About Medicinal Genomics
Medicinal Genomics is the first known organization to sequence the complete genomes of Cannabis sativa and Cannabis indica. Aside from being a useful tool to discover small molecule therapeutic drug candidates, there are many other commercial applications of these sequences, including the design of genomic assays that measure genes predictive of Cannabinoid levels in the plants at seedling stages. Use of this information will enhance breeding strategies to develop high Cannabidiol (CBD) or other medicinal traits into strains. These genomic assays can also be utilized to help regulate the medicinal Cannabis market through better oversight and labeling. The non-psychoactive plant known as hemp is also a productive plant for fiber production and may benefit from genome sequencing in its pursuit to improve breeding programs.

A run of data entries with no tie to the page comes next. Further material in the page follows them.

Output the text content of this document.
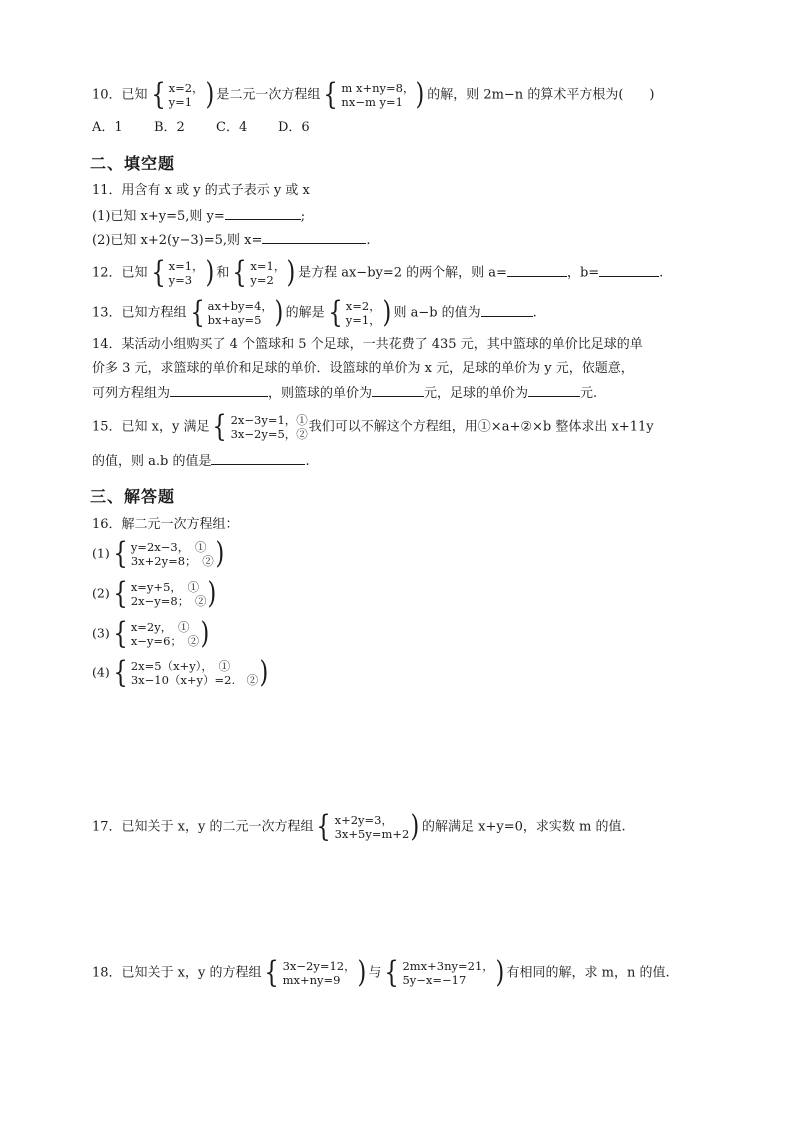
10．已知 { x=2，
y=1 ) 是二元一次方程组 { m x+ny=8，
nx−m y=1 ) 的解，则 2m−n 的算术平方根为(　　)
A．1 B．2 C．4 D．6
二、填空题
11．用含有 x 或 y 的式子表示 y 或 x
(1)已知 x+y=5,则 y=	;
(2)已知 x+2(y−3)=5,则 x=	.
12．已知 { x=1，
y=3 ) 和 { x=1，
y=2 ) 是方程 ax−by=2 的两个解，则 a=	，b=	.
13．已知方程组 { ax+by=4，
bx+ay=5 ) 的解是 { x=2，
y=1， ) 则 a−b 的值为	.
14．某活动小组购买了 4 个篮球和 5 个足球，一共花费了 435 元，其中篮球的单价比足球的单
价多 3 元，求篮球的单价和足球的单价．设篮球的单价为 x 元，足球的单价为 y 元，依题意，
可列方程组为	，则篮球的单价为	元，足球的单价为	元.
15．已知 x，y 满足 { 2x−3y=1，①
3x−2y=5，② 我们可以不解这个方程组，用①×a+②×b 整体求出 x+11y
的值，则 a.b 的值是	.
三、解答题
16．解二元一次方程组：
(1) { y=2x−3，　①
3x+2y=8；　② )
(2) { x=y+5，　①
2x−y=8；　② )
(3) { x=2y，　①
x−y=6；　② )
(4) { 2x=5（x+y），　①
3x−10（x+y）=2.　② )
17．已知关于 x，y 的二元一次方程组 { x+2y=3，
3x+5y=m+2 ) 的解满足 x+y=0，求实数 m 的值.
18．已知关于 x，y 的方程组 { 3x−2y=12，
mx+ny=9 ) 与 { 2mx+3ny=21，
5y−x=−17 ) 有相同的解，求 m，n 的值.
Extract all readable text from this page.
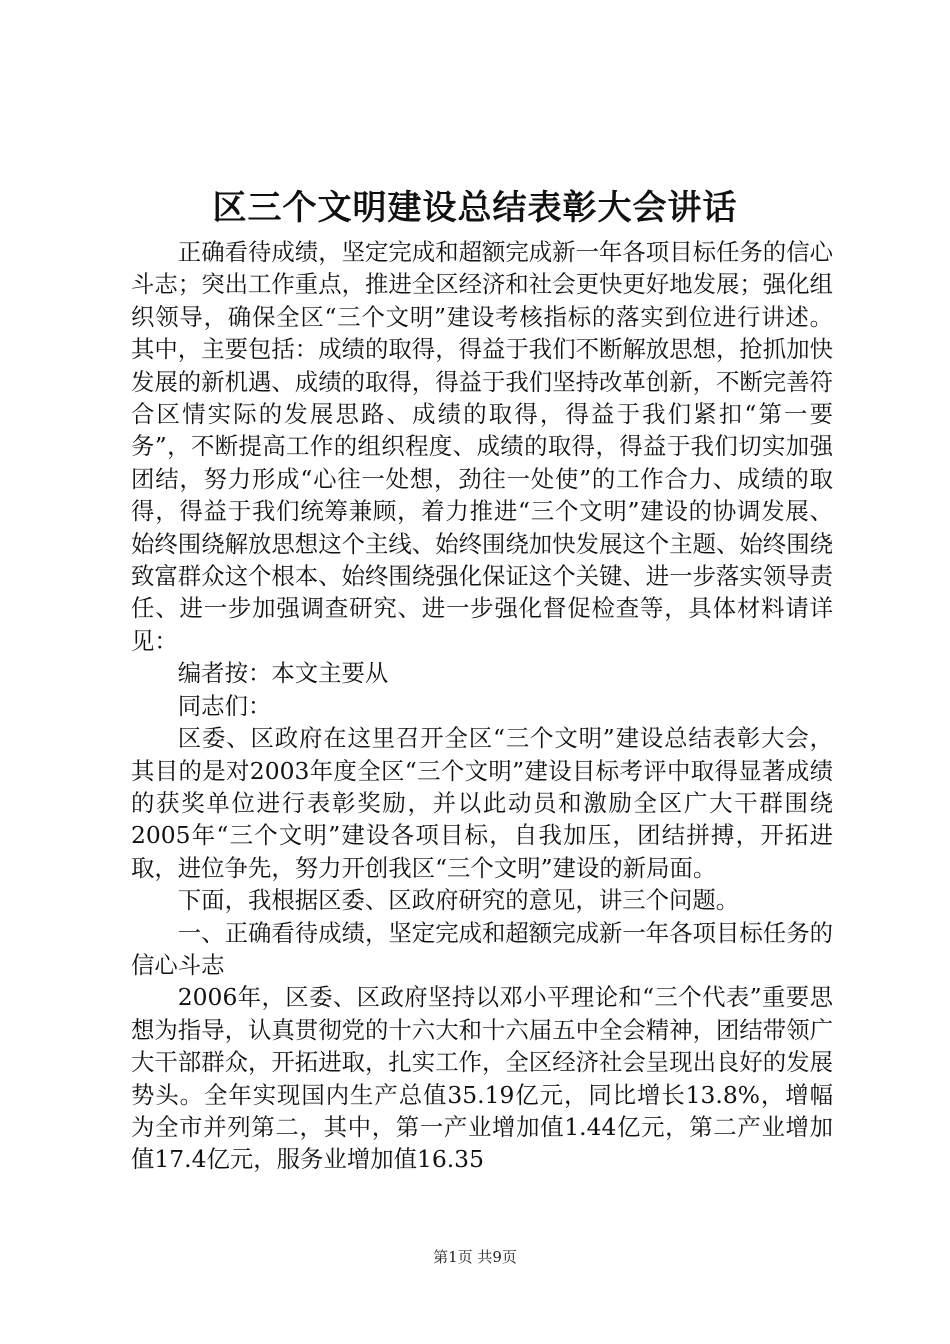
区三个文明建设总结表彰大会讲话

正确看待成绩，坚定完成和超额完成新一年各项目标任务的信心斗志；突出工作重点，推进全区经济和社会更快更好地发展；强化组织领导，确保全区“三个文明”建设考核指标的落实到位进行讲述。其中，主要包括：成绩的取得，得益于我们不断解放思想，抢抓加快发展的新机遇、成绩的取得，得益于我们坚持改革创新，不断完善符合区情实际的发展思路、成绩的取得，得益于我们紧扣“第一要务”，不断提高工作的组织程度、成绩的取得，得益于我们切实加强团结，努力形成“心往一处想，劲往一处使”的工作合力、成绩的取得，得益于我们统筹兼顾，着力推进“三个文明”建设的协调发展、始终围绕解放思想这个主线、始终围绕加快发展这个主题、始终围绕致富群众这个根本、始终围绕强化保证这个关键、进一步落实领导责任、进一步加强调查研究、进一步强化督促检查等，具体材料请详见：

编者按：本文主要从

同志们：

区委、区政府在这里召开全区“三个文明”建设总结表彰大会，其目的是对2003年度全区“三个文明”建设目标考评中取得显著成绩的获奖单位进行表彰奖励，并以此动员和激励全区广大干群围绕2005年“三个文明”建设各项目标，自我加压，团结拼搏，开拓进取，进位争先，努力开创我区“三个文明”建设的新局面。

下面，我根据区委、区政府研究的意见，讲三个问题。

一、正确看待成绩，坚定完成和超额完成新一年各项目标任务的信心斗志

2006年，区委、区政府坚持以邓小平理论和“三个代表”重要思想为指导，认真贯彻党的十六大和十六届五中全会精神，团结带领广大干部群众，开拓进取，扎实工作，全区经济社会呈现出良好的发展势头。全年实现国内生产总值35.19亿元，同比增长13.8%，增幅为全市并列第二，其中，第一产业增加值1.44亿元，第二产业增加值17.4亿元，服务业增加值16.35

第1页 共9页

The company was founded by Kevin McKernan, a recognized thought leader and innovator in DNA sequencing. Kevin, along with his two brothers, founded Agencourt Bioscience, and helped create one of the most successful commercial DNA sequencing companies in the world prior to selling the company to Beckman Coulter in 2005. In 2005, Kevin also co-founded Agencourt Personal Genomics, a technology startup focused on developing SOLiD, a cutting edge next generation sequencing technology, which he and his team sold to Applied Biosystems in 2006. He most recently served as vice president of advanced research and head of research and development for the Ion Torrent division of Life Technologies.
Medicinal Genomics maintains its corporate headquarters in Marblehead, Mass. All scientific operations are conducted at the company's research facility in Amsterdam, Netherlands.